In Events, Travel on August 1, 2011 at 09:58

We found it, one part wild, one part green, two parts water and three parts love.  The place we plan to get married and celebrate the love adventure and journey up ahead.  And it has been ever evolving into a beautiful recipe with such variations and discoveries, the metaphor for love found in the chemistry of the right geographical elements.

Two verveet monkeys played together as joyful greeting to our arrival from the winding road. The sparkle from the Umtamvuna river bed bounced light from the 2 o’clock sun. I knew, we had arrived.  Ses’fikile.

The road leading to the river lodge gave signs of all the gifts this fertile bank offers, eventhough, the word Umtamvuna has been translated as the “Reaper of Mouthfuls” due to river floods that had taken away crops from the people farming on the banks.  Farm stalls lined Izingolweni Road with signs of seasonal produce available: Macadamia, Pecans, Cashews, Bananas, Oranges, Lemons, Butternut, Spinach and Cabbage.

There was also free range inkhukhu chicken eggs and a variety of locally produced preserves, sauces, biltong, etc.  This all made my heart beat with happiness-cause it was evident that we can have a deliciously seasonal and locally produced wedding feast for our loved ones celebrating and supporting us in our marriage.  I was a kid in a candy store, only my tastes have evolved.

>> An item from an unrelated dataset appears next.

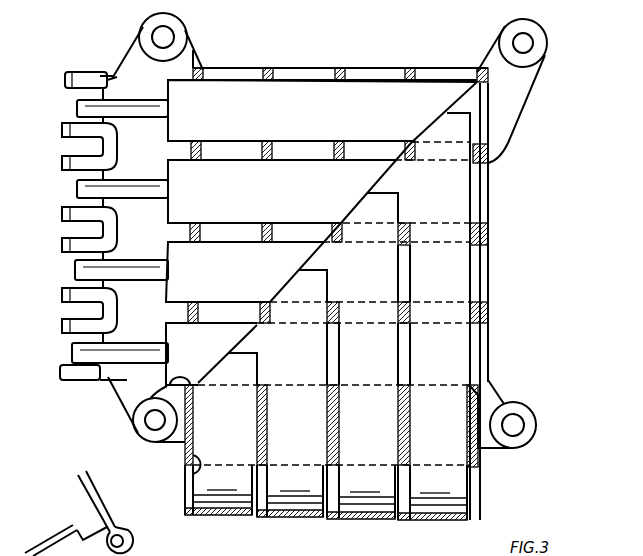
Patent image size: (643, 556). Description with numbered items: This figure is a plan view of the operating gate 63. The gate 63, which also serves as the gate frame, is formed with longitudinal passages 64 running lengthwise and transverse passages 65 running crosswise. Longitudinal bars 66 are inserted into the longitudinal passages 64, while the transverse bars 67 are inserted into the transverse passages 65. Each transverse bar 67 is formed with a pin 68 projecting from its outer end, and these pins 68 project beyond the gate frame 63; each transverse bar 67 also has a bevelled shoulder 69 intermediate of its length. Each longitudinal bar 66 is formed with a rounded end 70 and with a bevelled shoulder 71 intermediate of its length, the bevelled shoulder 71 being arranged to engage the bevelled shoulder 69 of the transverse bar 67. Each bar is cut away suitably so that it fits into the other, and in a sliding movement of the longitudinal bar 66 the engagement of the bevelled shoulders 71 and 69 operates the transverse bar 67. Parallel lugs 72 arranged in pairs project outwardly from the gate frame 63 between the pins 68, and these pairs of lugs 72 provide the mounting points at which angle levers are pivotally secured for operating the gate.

I was drooling over the cappuccino cream we tasted at Beaver Creek Farm and the freshly cracked Macadamia nuts we sampled in its raw flavourful delight.

Food variations and feast ideas came popping into our heads and I felt so grateful for the possibility of it all coming into place.  I’ll keep you updated on the menu ideas we have up our sleeve.  I’m so happy it’s citrus season which will be very useful to make the Tequila and Tortilla Bar happen!